ある日、純が仕事を終えるとシュウが会社の前で待っていた。シュウは、クリスマスプレゼントといって日記を純に渡した。その夜、二人は島ノ下のモーテルへ行った。待っている間、純は螢のお腹の子のことをシュウに聞いてみた。シュウは、正吉なら男ぽいからあり得ることだと言った。

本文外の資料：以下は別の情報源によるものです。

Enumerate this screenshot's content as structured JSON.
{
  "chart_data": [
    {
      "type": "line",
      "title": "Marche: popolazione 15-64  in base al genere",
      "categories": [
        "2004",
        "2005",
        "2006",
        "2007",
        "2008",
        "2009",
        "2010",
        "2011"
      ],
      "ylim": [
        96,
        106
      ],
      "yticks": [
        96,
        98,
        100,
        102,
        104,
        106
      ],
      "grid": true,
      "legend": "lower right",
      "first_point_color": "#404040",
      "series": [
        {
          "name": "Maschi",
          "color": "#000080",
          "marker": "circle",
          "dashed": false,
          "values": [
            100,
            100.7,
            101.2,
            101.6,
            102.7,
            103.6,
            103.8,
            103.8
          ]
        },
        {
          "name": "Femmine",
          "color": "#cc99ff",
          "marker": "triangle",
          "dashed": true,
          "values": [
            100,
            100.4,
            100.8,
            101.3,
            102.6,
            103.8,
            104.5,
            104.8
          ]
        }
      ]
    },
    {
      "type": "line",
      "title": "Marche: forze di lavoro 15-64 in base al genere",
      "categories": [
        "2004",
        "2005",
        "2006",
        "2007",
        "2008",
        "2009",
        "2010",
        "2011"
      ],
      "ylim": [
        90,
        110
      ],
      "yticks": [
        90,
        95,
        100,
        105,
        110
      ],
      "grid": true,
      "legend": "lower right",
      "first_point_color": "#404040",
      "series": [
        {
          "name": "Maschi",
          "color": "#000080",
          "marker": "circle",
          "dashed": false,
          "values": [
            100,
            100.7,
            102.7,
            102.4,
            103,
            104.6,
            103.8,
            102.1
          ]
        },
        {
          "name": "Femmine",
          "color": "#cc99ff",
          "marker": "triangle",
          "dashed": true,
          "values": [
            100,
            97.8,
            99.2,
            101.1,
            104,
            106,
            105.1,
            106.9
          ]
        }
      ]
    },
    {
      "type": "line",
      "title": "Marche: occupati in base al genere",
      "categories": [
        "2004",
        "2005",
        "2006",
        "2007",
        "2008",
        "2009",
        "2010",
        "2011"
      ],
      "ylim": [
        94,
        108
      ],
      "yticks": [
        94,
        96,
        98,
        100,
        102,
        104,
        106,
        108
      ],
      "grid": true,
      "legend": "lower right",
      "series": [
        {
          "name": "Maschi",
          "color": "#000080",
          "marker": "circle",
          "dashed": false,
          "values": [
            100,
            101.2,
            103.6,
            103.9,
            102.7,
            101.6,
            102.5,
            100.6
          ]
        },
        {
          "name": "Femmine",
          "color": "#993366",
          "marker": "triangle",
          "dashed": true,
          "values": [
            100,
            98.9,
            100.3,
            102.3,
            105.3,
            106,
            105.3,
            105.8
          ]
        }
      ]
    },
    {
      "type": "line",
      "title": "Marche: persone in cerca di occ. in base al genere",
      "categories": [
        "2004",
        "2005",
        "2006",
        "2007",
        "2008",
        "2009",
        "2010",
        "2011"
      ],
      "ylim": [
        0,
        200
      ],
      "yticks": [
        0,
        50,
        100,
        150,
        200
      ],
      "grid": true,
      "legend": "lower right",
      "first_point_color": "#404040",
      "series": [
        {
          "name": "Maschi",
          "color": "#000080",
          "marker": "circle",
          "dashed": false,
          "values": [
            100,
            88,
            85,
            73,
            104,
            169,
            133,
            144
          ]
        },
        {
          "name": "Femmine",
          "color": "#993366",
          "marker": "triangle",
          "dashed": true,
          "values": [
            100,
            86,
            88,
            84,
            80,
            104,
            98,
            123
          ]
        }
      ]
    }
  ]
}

 完次の一家が富良野から消えたのは、それから三日後のことだった。純は、完次の持っていた土地の大部分を草太がとったと正吉から聞かされた。純は、最近の草太の考え方ややり方に不満を抱き始めていた。五郎に、そのことを話すと人の悪口は言わない方がいいと言われた。その翌日の夜、純は草太に呼び出され、自分のやっている仕事を一緒にやらないかと誘われた。そして、明日完次から引き取ったトラクターを運ぶのを手伝ってくれないかと頼むが、純は強く断った。翌日、シュウへのプレゼントを買いに雪子の店を訪ねるとそこへ五郎から草太が倒れたトラックの下敷きになって死んだという電話がかかってきた。

 純は、草太の手伝いを断ったことに心を痛めていた。五郎は、シュウに電話し、純のそばにしばらく居てくれるように頼んだ。純は、シュウと会って少し落ち着きを取り戻したが、草太が死ぬ前の日の夜雪子の店にやってきて純は自分の弟だからこれからのことが心配だと言っていたと雪子から聞かされ、号泣した。
 その翌々日、草太の告別式が行われた。その夕方から、また雪になった。正月に入ってしばらくしてから、草太の家で純と正吉に新吉から草太の牧場をやってみないかという話があった。翌日7時にくまげらへ行くと螢の結婚式の話だった。その話を聞いた純は中止するように頼むが受け入れてもらえなかった。ある日、純と正吉が五郎の家に行くと草太から螢の結婚式の衣装が届けられていた。正吉は、草太の計画した結婚式をやってもらってもいいと純に言った。